Bandes dessinées altersexuelles pour adultes

Introuvables et oubliées : des incunables, entre 1984 et 1997

samedi 15 octobre 2011

À l’heure où j’écris cet article, la rubrique BD de votre site préféré est devenue une ressource relativement riche (mais loin d’être exhaustive), en ce qui concerne les bandes dessinées (et mangas) abordant les thématiques altersexuelles et susceptibles d’être proposées dans un cadre plus ou moins scolaire. Mais la présence de listes ou d’articles sur des sites concurrents et néanmoins amis me pousse à réunir dans cet article quelques impressions rapides sur d’autres BD plus ou moins anciennes et introuvables qui me semblent plutôt destinées aux adultes, souvent ne sont plus disponibles à la vente, mais constituent la préhistoire de l’émergence de ces thèmes dans la BD. Je remercie Jean-Yves de m’avoir prêté trois de ces précieux incunables. Pour plus de précision je renvoie à un article historique et érudit de François Peneaud, daté de 2005, sur le site Actua BD : « Homos en bulles ». Il existe aussi un article de Wikipédia : Homosexualité dans la bande dessinée et une association LGBT BD. Voir aussi une sélection de nombreux albums qui nous ont échappé, sur le site Bdthèque.


Les Chéries d’Hippolyte Romain, est paru en 1984 aux éditions Dominique Leroy. Il s’agit de saynètes d’une page en noir et blanc parues dans Gai Pied. Les scènes se déroulent à la terrasse d’un café, ou bien à la plage, voire en d’autres endroits pour aborder d’autres thèmes, par exemple dans une cour d’école où un enfant dit à un autre : « son père c’est un p.d. », ce qui signifie pour lui « président directeur ». Il est question d’une des premières gay pride, de Fréquence Gaie, mais pas encore du sida. Si la plupart des scènes présentent des gays, les lesbiennes et les hétéros ne sont pas oublié(e)s. Certains propos peuvent être très crus, même si on est, sociologiquement parlant, en bonne compagnie. L’album se termine par des aquarelles pleine page, puis des scènes sans paroles que le lecteur est invité à compléter. Le moins qu’on puisse dire sur le dessin est qu’il ne valorise pas l’esthétique gay de l’époque. Comme le dit un personnage : « mais oui t’es musclé… en attendant, je préférais quand tu étais gros et mou, au moins tu t’occupais de moi ».
 Voir l’article de Jean-Yves Alt.

Le Protecteur, de Frédéric Lère, est paru en 1984 aux éditions Futuropolis. Pour ce livre, je ne saurais mieux dire que Jean-Yves Alt dans son article illustré. Il s’agit d’amours secrètes et contrariées entre une petite frappe un peu intello quand même (affiches de Querelle de Brest de Fassbinder / Genet aux murs de sa chambre), et d’une part un voyou un peu plus âgé, d’autre part un policier homo honteux. Celui-ci surprend le jeune voler des gants dans un magasin : « Tu as un beau sourire gamin, il te donne le droit de voler avec beauté ». C’est le flic qui gagne contre le voyou, mais l’amour n’est pas consommé à la fin de l’album : doit-il l’être ? Le dessin réaliste en noir et blanc convient bien à l’histoire : les deux hommes se rapprochent, mais n’osent aller au bout de leur attirance réciproque. La trahison de Dahlem, qui donne son amant au flic est la base de leur amour, d’où la présence tutélaire de Jean Genet sur tout l’album. Un polar réussi qui pourrait très bien faire partie de la sélection pour adolescents.

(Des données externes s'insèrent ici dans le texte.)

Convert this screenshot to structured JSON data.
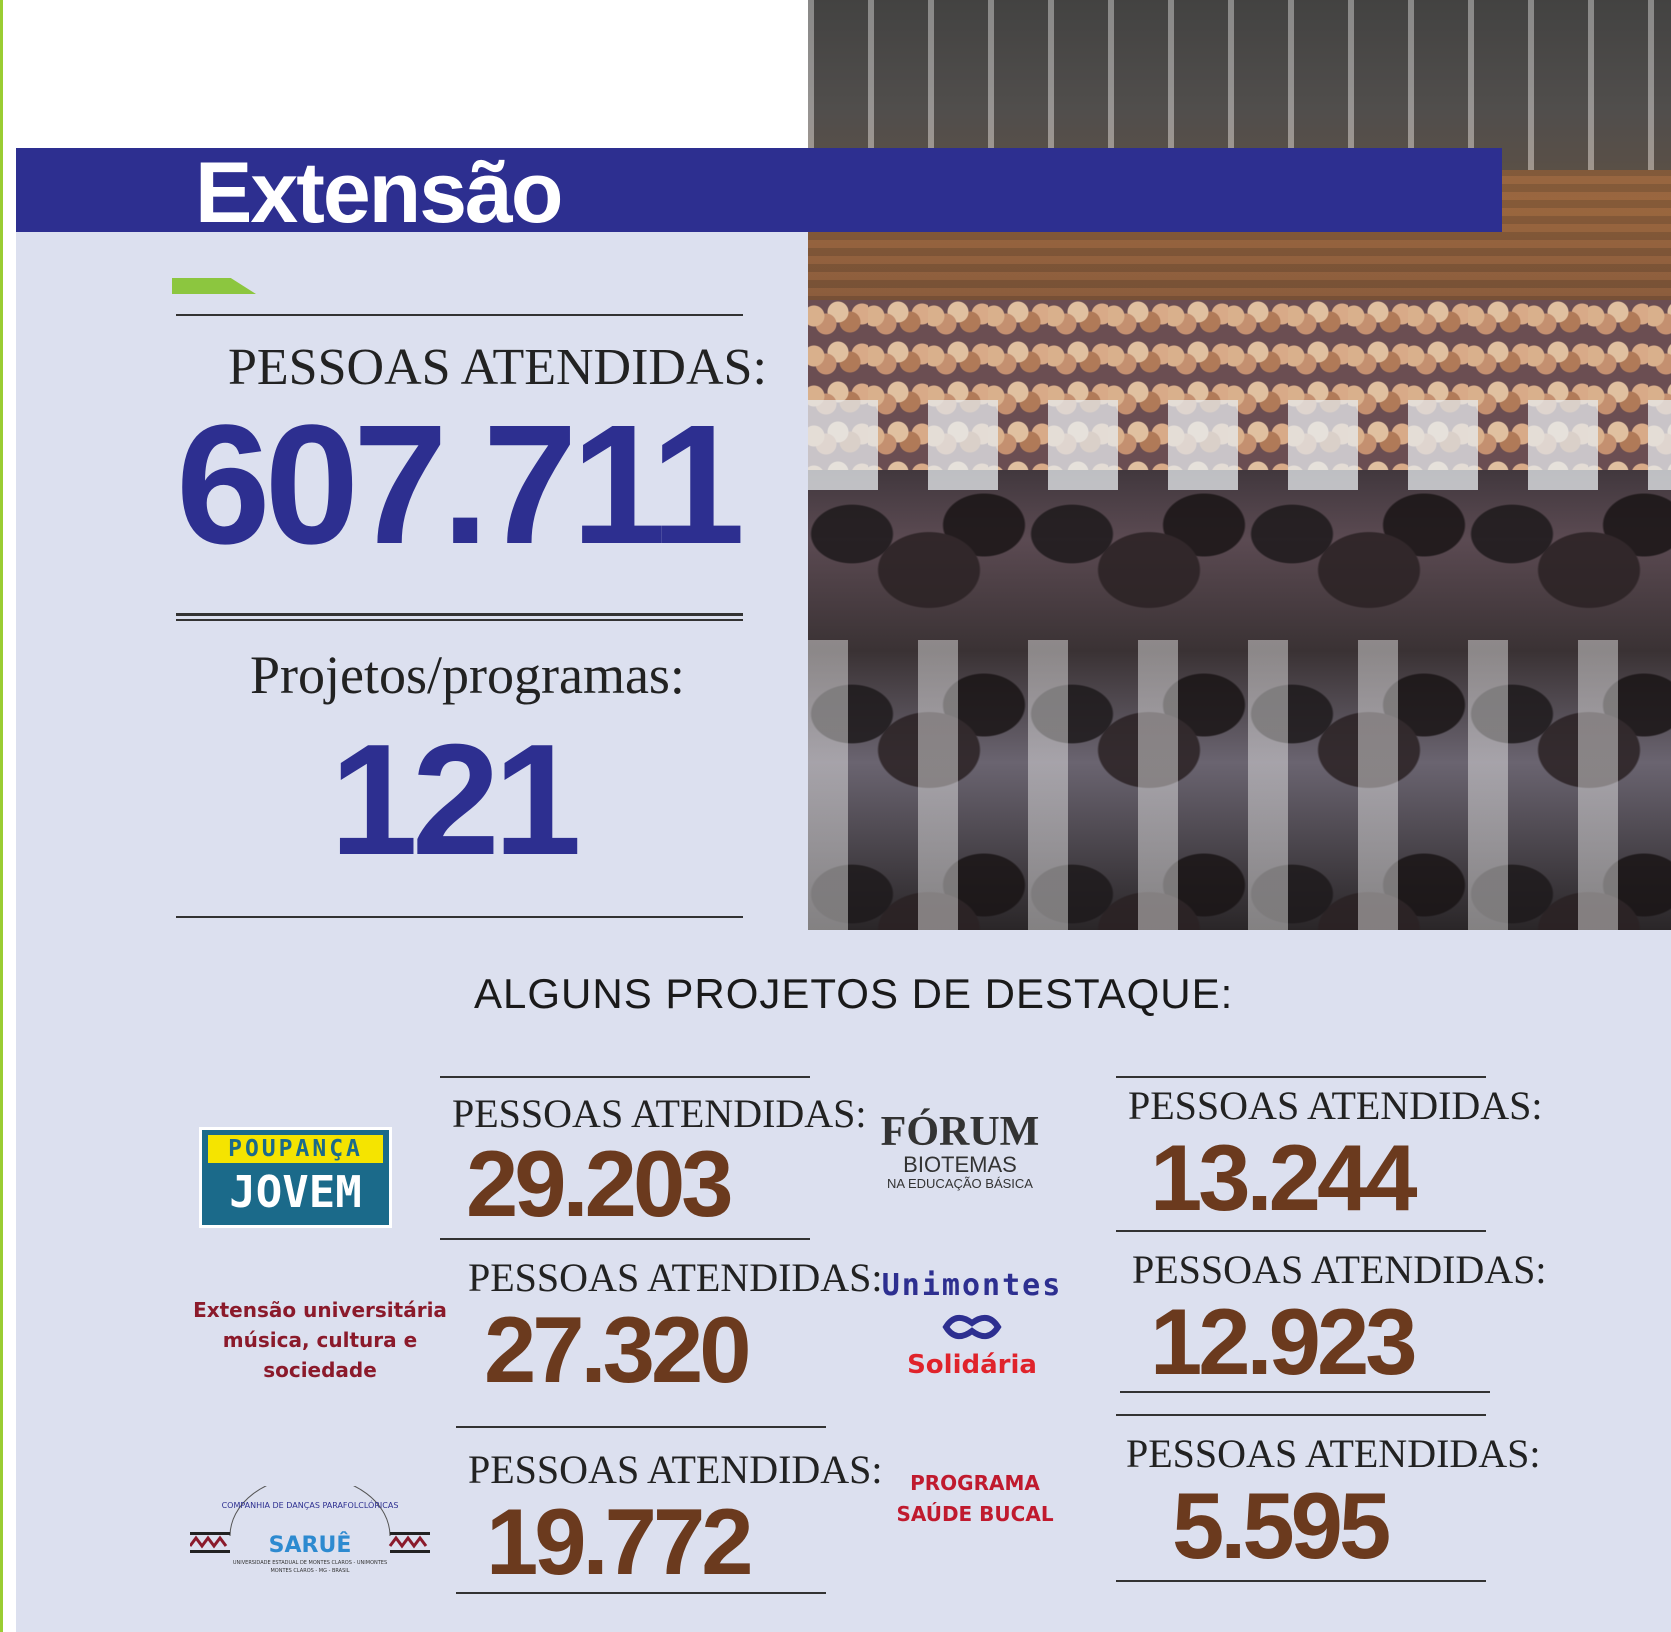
{
  "header": {
    "title": "Extensão"
  },
  "summary": {
    "people_label": "PESSOAS ATENDIDAS:",
    "people_value": "607.711",
    "projects_label": "Projetos/programas:",
    "projects_value": "121"
  },
  "highlights": {
    "heading": "ALGUNS PROJETOS DE DESTAQUE:",
    "items": [
      {
        "logo": "POUPANÇA JOVEM",
        "logo_top": "POUPANÇA",
        "logo_bottom": "JOVEM",
        "label": "PESSOAS ATENDIDAS:",
        "value": "29.203"
      },
      {
        "logo": "FÓRUM BIOTEMAS NA EDUCAÇÃO BÁSICA",
        "logo_l1": "FÓRUM",
        "logo_l2": "BIOTEMAS",
        "logo_l3": "NA EDUCAÇÃO BÁSICA",
        "label": "PESSOAS ATENDIDAS:",
        "value": "13.244"
      },
      {
        "logo_l1": "Extensão universitária",
        "logo_l2": "música, cultura e",
        "logo_l3": "sociedade",
        "label": "PESSOAS ATENDIDAS:",
        "value": "27.320"
      },
      {
        "logo_l1": "Unimontes",
        "logo_l2": "Solidária",
        "label": "PESSOAS ATENDIDAS:",
        "value": "12.923"
      },
      {
        "logo_l1": "COMPANHIA DE DANÇAS PARAFOLCLÓRICAS",
        "logo_l2": "SARUÊ",
        "logo_l3": "UNIVERSIDADE ESTADUAL DE MONTES CLAROS - UNIMONTES",
        "logo_l4": "MONTES CLAROS - MG - BRASIL",
        "label": "PESSOAS ATENDIDAS:",
        "value": "19.772"
      },
      {
        "logo_l1": "PROGRAMA",
        "logo_l2": "SAÚDE BUCAL",
        "label": "PESSOAS ATENDIDAS:",
        "value": "5.595"
      }
    ]
  },
  "colors": {
    "navy": "#2d2f90",
    "brown": "#6b3a1e",
    "panel": "#dce0ef",
    "green": "#8cc63f"
  }
}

Odeur de mâles d’Alain Fretet est paru en 1990. L’éditeur est « CAP », à Ivry-sur-Seine. L’ouvrage bénéficie d’une préface de Bernard Joubert, qui nous apprend que l’auteur a commencé un peu au culot à publier des dessins dans Libération, avant d’illustrer quelques livres pour enfants aux éditions Syros, un de Gudule par exemple. Le livre est atypique, il réunit plusieurs histoires en noir et blanc, sans utiliser de phylactères, mais en juxtaposant texte et dessin. Un mec rêve qu’il baise de façon sauvage avec plusieurs types dans une sorte d’usine désaffectée ; il se réveille auprès d’une « gonzesse que je me suis tirée hier soir » : « si elle savait » ! Deux dealers noirs se font descendre alors qu’ils baisent dans les chiottes réservées aux blancs. Un ado se branle sur les dessins de Tom of Finland ; il fantasme une histoire sombre où il va rechercher sa sœur qui fréquente un mauvais garçon, et devient l’amant dudit voyou. Un beau barbu écrit à sa fille pour la rassurer sur son petit-ami, qu’elle a cru gay. Sa lettre mensongère court en regard d’une scène de baise torride (et superbement dessinée) du père et son futur gendre ! « Itinéraire d’une haine » pour finir est l’histoire d’un garçon, fils de prostituée, prostitué lui-même, qui tue son amant quand il découvre qu’il couche aussi avec des filles, puis s’engage au Viêt Nam pour échapper à la prison, et y trouve la mort.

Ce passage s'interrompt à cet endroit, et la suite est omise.